After saving for years at a 50% savings rate I went into business for myself. I'm around 40 and probably have about half of what I'd like in investments to retire early.

Sometimes business is bad and there's not that much to do, but what work I do do pays well. When work is busy I call myself a small business owner. When work is relly slow I call my self semi-retired. I really don't mind either state.

@Anthony - It's a very different world from the one our parents retired from. Bad enough that the company pensions have gone the way of the 45 record, but its hard to even rely on our own savings and investments these days. Not to mention what surprises the government might have in store for the future of social security.

@YPF - That's great for your mom! The best way I've found to smooth out the fluctuating income is to budget from savings. That's to say, if my expenses are $3000/mo I have an account that gets funded with $18,000 twice per year. It does require some discipline to make sure you stick with your budget, but it gets rid of the stress that comes with making $4500 one month and $1500 the next.
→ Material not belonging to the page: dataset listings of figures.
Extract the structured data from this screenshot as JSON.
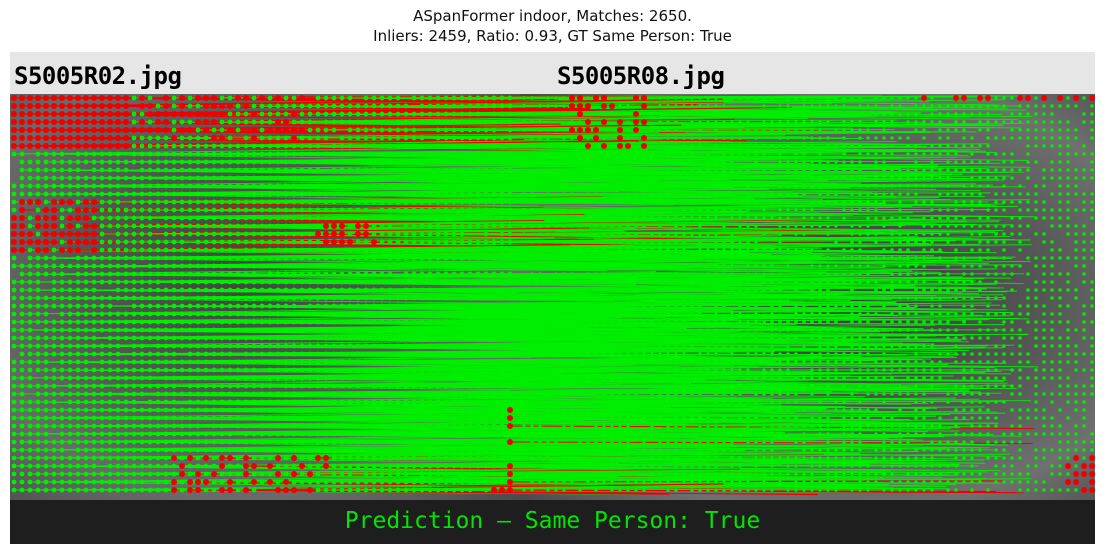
{
  "title": {
    "line1": "ASpanFormer indoor, Matches: 2650.",
    "line2": "Inliers: 2459, Ratio: 0.93, GT Same Person: True"
  },
  "images": {
    "left_filename": "S5005R02.jpg",
    "right_filename": "S5005R08.jpg"
  },
  "prediction": {
    "text": "Prediction — Same Person: True",
    "color": "#00e600"
  },
  "colors": {
    "inlier": "#00ee00",
    "outlier": "#ee0000",
    "header_bg": "#e6e6e6",
    "footer_bg": "#1e1e1e"
  },
  "stats": {
    "matches": 2650,
    "inliers": 2459,
    "ratio": 0.93,
    "gt_same_person": true
  }
}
@Old Limey - It sounds to me as if you've had an ideal career and that has continued into your retirement as well. You sir are a fortunate man :)

@Kurt - Maybe retirement was a failed experiment? Consider that there are probably only two generations in the history of the world who had the luxury of retirement...

@Steve - It actually sounds like a pretty good balance. Is the business seasonal that you get the ups and downs? That would be great because you can even plan/prepare for the busy and slow times.

@Money Infant - I agree that I have been very fortunate in that in retrospect the timing of the three major decisions in my life turned out to be perfect. It was pure luck because they were not the result of any great brilliance or research on my part. One was the chance meeting of my future wife when I was a young boy of 16, the second happened when a successful uncle made a rare visit to our family when I was 17, immediately saw that I was in a dead end job and suggested that I take a cut in pay to become an apprentice for a major nearby aircraft company that would also sponsor me to get the equivalent of a BS degree in engineering by the end of the 5 years.

The third happened near the end of my apprenticeship. I was standing in line in the cafeteria getting a cup of hot chocolate on a bitterly cold winter's day in England. A fellow worker behind me in line said, "I will say goodby to you since I'm leaving this weekend for a great job with an aircraft company in Canada". He gave me all the details, I then applied for a job with them, received an offer at 3 times my current salary. We then got married, and sailed off to Canada, two years later we moved from Canada to Denver, and then after two more years on to California where we have been ever since. Without those 3, out of the blue, decisions it's impossible to know how my life would have turned out.